For more than twenty years we lived in a subdivision with lots of short streets and cul-de-sacs. Getting to the “outside” involved going down the hill, around the bend, a few turns and finally a four-way stop at Bradley Road. From there Bradley took us towards town or to the shopping center a couple of blocks away on Clark. Almost everywhere we wanted to go involved Bradley Road.
In the late Nineties we were looking forward to early retirement and a year or so of travel in our RV. We had lived in California for thirty-some years and knew that one of our goals of traveling was to find some place else to live. Our children were grown and beginning their own lives. We figured they would move elsewhere, so why shouldn’t we?
During the year or so we planned this trip, every time I turned right to go up the hill on Bradley, I would wonder what my new “Bradley Road” would be like. Would it be a gravel road out in the country? Would it be a main route through a smallish town? Would it be a highway? Would it have snow sometimes or ditches along the side to catch plentiful rainfall? How would it affect my every-day life?
Two years after retirement, we moved into a farmhouse in Virginia’s Shenandoah Valley. My “Bradley Road” was US 11, one of the oldest highways in the country. A paved, two lane highway, it connects numerous little towns in the largely rural valley and has its share of snow, rain, dead skunks, and Civil War markers. Two miles to the left is the county seat with the only two grocery stores for several miles. In those two miles, I passed a stone railroad trestle built before the Civil War, a house that used to be a post office across the highway from what used to be a stage stop. That Valley Pike was as different from Bradley Road as it could get.

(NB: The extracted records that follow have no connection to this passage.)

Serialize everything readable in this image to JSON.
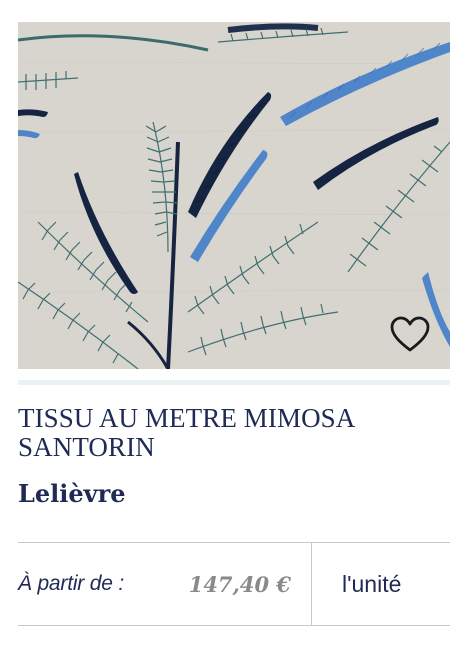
{
  "product": {
    "image_alt": "Mimosa Santorin embroidered fabric",
    "title": "TISSU AU METRE MIMOSA SANTORIN",
    "brand": "Lelièvre",
    "price_prefix": "À partir de :",
    "price": "147,40 €",
    "unit": "l'unité"
  },
  "icons": {
    "favorite": "heart-outline-icon"
  },
  "colors": {
    "text_navy": "#1f2a55",
    "price_gray": "#8a8a8a",
    "fabric_bg": "#d9d5cf",
    "divider": "#c9c9c9",
    "strip": "#eaf2f3"
  }
}
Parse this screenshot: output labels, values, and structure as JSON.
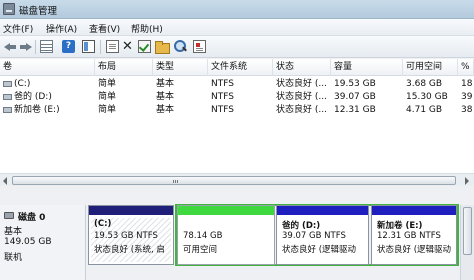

Old Valley Pike is Main Street through town. When I had lived there a couple of years, I was delighted to realize I could sit in a cafe and see at least someone I knew out in the street. By the time I left last summer, I would not only recognize the downtown regulars but would know many of the people in the cafe as well.
Now I am back in California. The four-way stop at Bradley is a traffic light with left turn lanes. The shopping center is three shopping centers on the corners of Bradley and Clark. My new Bradley? It’s Clark, three miles or so from that intersection. Home is a mobile home park at the edge of Old Town Orcutt where I can walk to a grocery store, several scrumptious restaurants and cafes, a fitness center, several antique shops, and a couple of nurseries. Ok, so I probably won’t walk to the nurseries because plants tend to attach themselves to me as I go looking and then I have to pay for them and lug them home. But you get the picture.
Each of us has a Bradley Road. It’s the road that takes us to our jobs, our churches, schools, doctors, and most of all, back home again. When you travel, you see many places that look nothing at all like where you live. It is easy to think “oh, I could never live there” and then you realize that each of those places is home to many people who could not imagine living anywhere else.
What does your Bradley Road look like?